SEOUL, Dec. 12 (UPI) -- The United States has designated North Korea, China, Myanmar, Pakistan and six other countries violators of religious freedom.
The U.S. State Department included North Korea on the list of countries that conducted "severe, ongoing, egregious, systematic violations of religious freedom" for 17 consecutive years, it said on Tuesday.
The U.S. has been designating countries with records of violations for religious freedom and human rights under the International Religious Freedom Act since 1998.
North Korean forbids any religious practices and considers religion a threat to the regime's existence, according to South Korea's unification ministry report on North Korea.
North Korea used to be one of the countries with access to diverse religions before the Korean War in the 1950s. In 1945, some 22 percent of its population held religious beliefs in Christianity, Buddhism, Catholic, or ethnic Korean Cheondogyo, according to a report by the Korea Institute for National Unification.
North Korea's founding leader Kim Il Sung banned any religious services, calling religion "essentially superstitious."
"In North Korea, the regime's approach toward religion and belief is among the most repressive in the world," said a policy update by the United States Commission on International Religious Freedom, released in November.
Many religious practices have been gone or conducted in secret since the 1960s.
In 1972, it reinstated several religious associations related to Christianity, Buddhism, and Catholic to facilitate inter-Korean talks and exchanges.

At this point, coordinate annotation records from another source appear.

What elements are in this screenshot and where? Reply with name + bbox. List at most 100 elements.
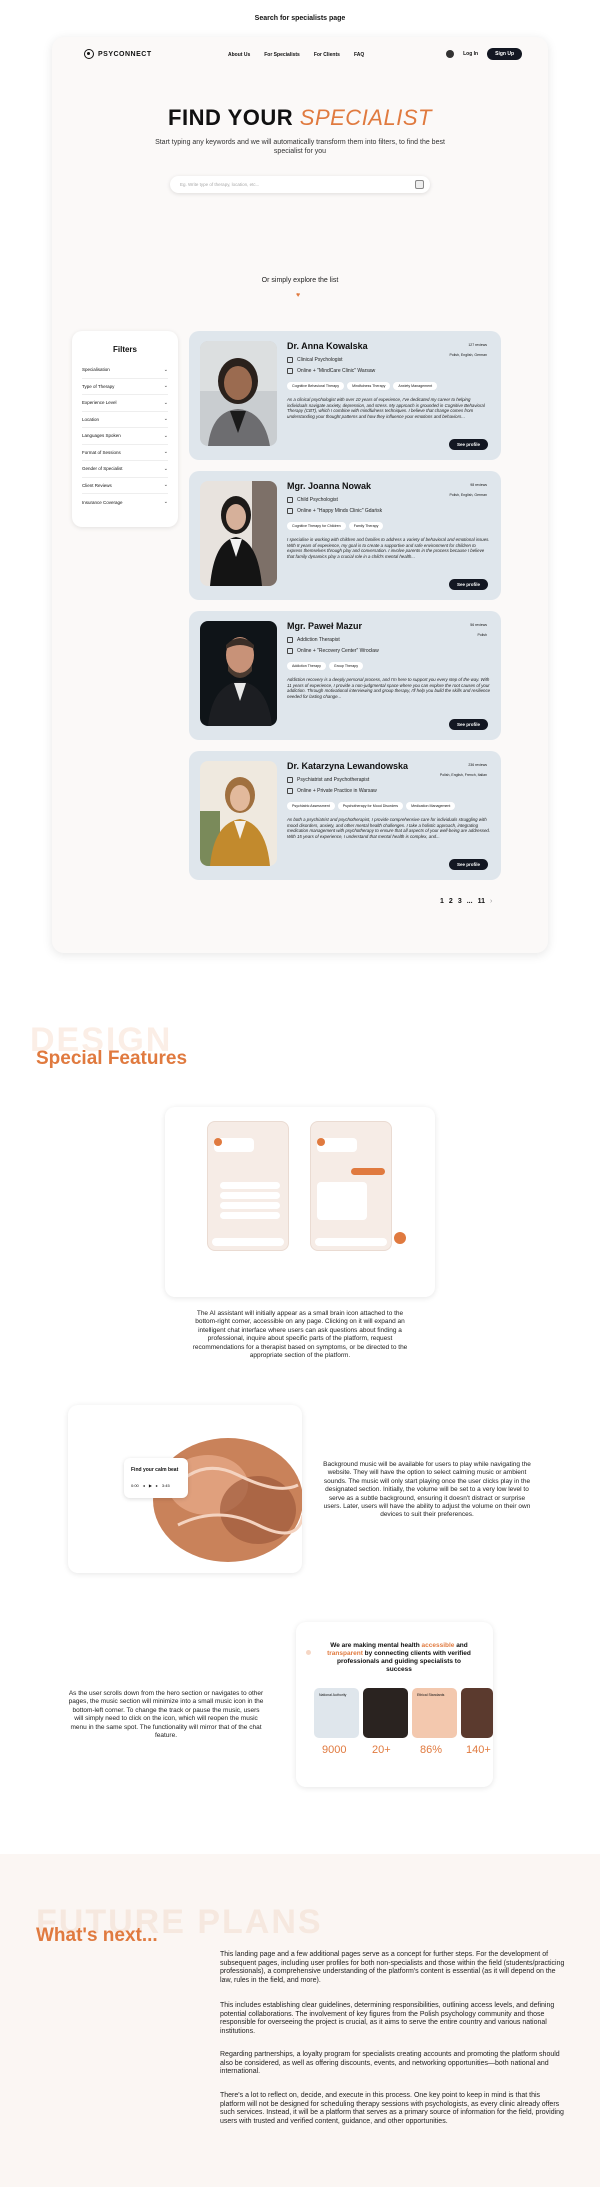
- stat-value: 140+: [466, 1744, 491, 1756]
- specialist-name[interactable]: Mgr. Joanna Nowak: [287, 481, 371, 491]
- see-profile-button[interactable]: See profile: [448, 719, 488, 730]
- see-profile-button[interactable]: See profile: [448, 439, 488, 450]
- role-icon: [287, 777, 293, 783]
- see-profile-button[interactable]: See profile: [448, 859, 488, 870]
- role-icon: [287, 637, 293, 643]
- specialist-name[interactable]: Mgr. Paweł Mazur: [287, 621, 362, 631]
- tag-list: Addiction Therapy Group Therapy: [287, 662, 364, 670]
- chevron-down-icon: ⌄: [163, 416, 168, 423]
- tag[interactable]: Addiction Therapy: [287, 662, 326, 670]
- brain-chat-icon[interactable]: [394, 1232, 406, 1244]
- tag[interactable]: Psychiatric Assessment: [287, 802, 335, 810]
- filter-format[interactable]: Format of Sessions ⌄: [82, 445, 168, 461]
- headline-accent: accessible: [421, 1642, 455, 1649]
- prev-track-icon[interactable]: ◂: [143, 1483, 145, 1488]
- stat-value: 9000: [322, 1744, 347, 1756]
- filter-reviews[interactable]: Client Reviews ⌄: [82, 478, 168, 494]
- logo[interactable]: PSYCONNECT: [84, 49, 152, 59]
- review-count: 98 reviews: [470, 483, 487, 487]
- tag[interactable]: Psychotherapy for Mood Disorders: [337, 802, 404, 810]
- nav-link-faq[interactable]: FAQ: [354, 52, 364, 58]
- page-last[interactable]: 11: [478, 898, 485, 905]
- stat-tile-label: National Authority: [319, 1693, 347, 1697]
- specialist-card: Mgr. Joanna Nowak 98 reviews Polish, Eng…: [189, 471, 501, 600]
- role-text: Child Psychologist: [297, 497, 338, 503]
- page-2[interactable]: 2: [449, 898, 453, 905]
- nav-link-specialists[interactable]: For Specialists: [264, 52, 300, 58]
- tag[interactable]: Cognitive Behavioral Therapy: [287, 382, 345, 390]
- language-icon[interactable]: [446, 50, 455, 58]
- tag[interactable]: Group Therapy: [328, 662, 364, 670]
- features-title: Special Features: [36, 1048, 188, 1069]
- stat-value: 20+: [372, 1744, 391, 1756]
- filter-therapy-type[interactable]: Type of Therapy ⌄: [82, 379, 168, 395]
- tag[interactable]: Family Therapy: [348, 522, 384, 530]
- filter-label: Type of Therapy: [82, 383, 115, 389]
- suggestion-chip[interactable]: [220, 1202, 280, 1209]
- chat-input[interactable]: [212, 1238, 284, 1246]
- suggestion-chip[interactable]: [220, 1192, 280, 1199]
- nav-links: About Us For Specialists For Clients FAQ: [228, 52, 364, 58]
- next-track-icon[interactable]: ▸: [156, 1483, 158, 1488]
- chat-input[interactable]: [315, 1238, 387, 1246]
- login-link[interactable]: Log In: [463, 51, 478, 57]
- suggestion-chip[interactable]: [220, 1182, 280, 1189]
- location-icon: [287, 368, 293, 374]
- filter-label: Gender of Specialist: [82, 466, 123, 472]
- chat-phone-closed: [207, 1121, 289, 1251]
- heart-icon: ♥: [296, 292, 301, 299]
- stat-tile: National Authority: [314, 1688, 359, 1738]
- assistant-reply: [317, 1182, 367, 1220]
- filter-label: Specialisation: [82, 367, 110, 373]
- filter-label: Format of Sessions: [82, 449, 121, 455]
- specialist-card: Dr. Anna Kowalska 127 reviews Polish, En…: [189, 331, 501, 460]
- play-icon[interactable]: ▶: [149, 1483, 152, 1488]
- filter-specialisation[interactable]: Specialisation ⌄: [82, 362, 168, 379]
- music-player[interactable]: Find your calm beat 0:00 ◂ ▶ ▸ 3:45: [124, 1458, 188, 1498]
- filter-languages[interactable]: Languages Spoken ⌄: [82, 428, 168, 445]
- filter-experience[interactable]: Experience Level ⌄: [82, 395, 168, 412]
- assistant-avatar-icon: [214, 1138, 222, 1146]
- filter-gender[interactable]: Gender of Specialist ⌄: [82, 461, 168, 478]
- specialist-location: Online + "Recovery Center" Wrocław: [287, 648, 379, 654]
- music-controls: 0:00 ◂ ▶ ▸ 3:45: [131, 1483, 188, 1488]
- chevron-down-icon: ⌄: [163, 482, 168, 489]
- tag[interactable]: Cognitive Therapy for Children: [287, 522, 346, 530]
- tag[interactable]: Medication Management: [406, 802, 456, 810]
- stats-headline: We are making mental health accessible a…: [326, 1642, 472, 1674]
- nav-link-about[interactable]: About Us: [228, 52, 250, 58]
- filter-icon[interactable]: [415, 180, 424, 189]
- location-text: Online + "Recovery Center" Wrocław: [297, 648, 379, 654]
- page-3[interactable]: 3: [458, 898, 462, 905]
- filter-location[interactable]: Location ⌄: [82, 412, 168, 428]
- tag-list: Cognitive Therapy for Children Family Th…: [287, 522, 384, 530]
- search-placeholder: Eg. Write type of therapy, location, etc…: [180, 182, 260, 187]
- headline-part: We are making mental health: [330, 1642, 422, 1649]
- suggestion-chip[interactable]: [220, 1212, 280, 1219]
- see-profile-button[interactable]: See profile: [448, 579, 488, 590]
- search-input[interactable]: Eg. Write type of therapy, location, etc…: [170, 176, 430, 193]
- specialist-location: Online + "MindCare Clinic" Warsaw: [287, 368, 375, 374]
- tag-list: Psychiatric Assessment Psychotherapy for…: [287, 802, 456, 810]
- nav-link-clients[interactable]: For Clients: [314, 52, 340, 58]
- location-text: Online + "Happy Minds Clinic" Gdańsk: [297, 508, 383, 514]
- stat-tile: Ethical Standards: [412, 1688, 457, 1738]
- headline-accent: transparent: [327, 1650, 363, 1657]
- pagination: 1 2 3 ... 11 ›: [440, 898, 492, 905]
- hero-title-main: FIND YOUR: [168, 105, 294, 130]
- page-mockup: PSYCONNECT About Us For Specialists For …: [52, 37, 548, 953]
- specialist-description: As a clinical psychologist with over 10 …: [287, 397, 485, 419]
- tag[interactable]: Anxiety Management: [393, 382, 438, 390]
- filter-insurance[interactable]: Insurance Coverage ⌄: [82, 494, 168, 511]
- signup-button[interactable]: Sign Up: [487, 48, 522, 60]
- role-text: Clinical Psychologist: [297, 357, 343, 363]
- tag[interactable]: Mindfulness Therapy: [347, 382, 391, 390]
- explore-label: Or simply explore the list: [261, 277, 339, 284]
- next-page-icon[interactable]: ›: [490, 898, 492, 905]
- specialist-name[interactable]: Dr. Katarzyna Lewandowska: [287, 761, 408, 771]
- specialist-location: Online + "Happy Minds Clinic" Gdańsk: [287, 508, 382, 514]
- page-1[interactable]: 1: [440, 898, 444, 905]
- filter-label: Insurance Coverage: [82, 499, 123, 505]
- specialist-name[interactable]: Dr. Anna Kowalska: [287, 341, 368, 351]
- specialist-photo: [200, 621, 277, 726]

Since 2000, North Korean religious groups have functioned to receive aid from South Korean religious groups through various exchange projects, according to the unification ministry.

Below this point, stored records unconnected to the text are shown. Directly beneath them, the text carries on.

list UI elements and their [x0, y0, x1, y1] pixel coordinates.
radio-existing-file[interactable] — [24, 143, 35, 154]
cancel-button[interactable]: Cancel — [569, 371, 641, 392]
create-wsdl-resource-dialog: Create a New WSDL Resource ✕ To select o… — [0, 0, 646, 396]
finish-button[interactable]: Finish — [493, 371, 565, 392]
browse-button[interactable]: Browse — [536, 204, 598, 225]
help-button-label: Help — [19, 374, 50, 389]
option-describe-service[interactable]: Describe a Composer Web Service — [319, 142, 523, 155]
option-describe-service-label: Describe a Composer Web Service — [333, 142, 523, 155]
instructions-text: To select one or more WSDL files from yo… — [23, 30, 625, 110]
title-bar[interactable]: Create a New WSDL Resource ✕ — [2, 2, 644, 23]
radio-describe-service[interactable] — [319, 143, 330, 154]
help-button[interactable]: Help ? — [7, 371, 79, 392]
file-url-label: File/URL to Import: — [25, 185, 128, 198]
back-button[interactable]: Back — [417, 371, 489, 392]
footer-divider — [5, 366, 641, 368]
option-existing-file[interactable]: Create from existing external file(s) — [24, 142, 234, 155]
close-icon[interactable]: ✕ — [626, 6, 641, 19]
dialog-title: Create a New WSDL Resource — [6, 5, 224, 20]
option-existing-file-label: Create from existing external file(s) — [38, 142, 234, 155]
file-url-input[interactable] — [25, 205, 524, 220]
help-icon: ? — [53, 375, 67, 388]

North Korean religious prisoners, however, still undergo harsh treatment, according to a teleconference on Tuesday by the U.S. State Department on the designation of states as violators of religious freedom.
A North Korean lady was put in prison because she had a Bible and anyone with a link to a religious organization is given a harsh treatment at prison camps, according to Samuel Brownback, ambassador at large for international religious freedom.
He added that ongoing discussions between the U.S. and North Korea would make the situation improve in North Korea.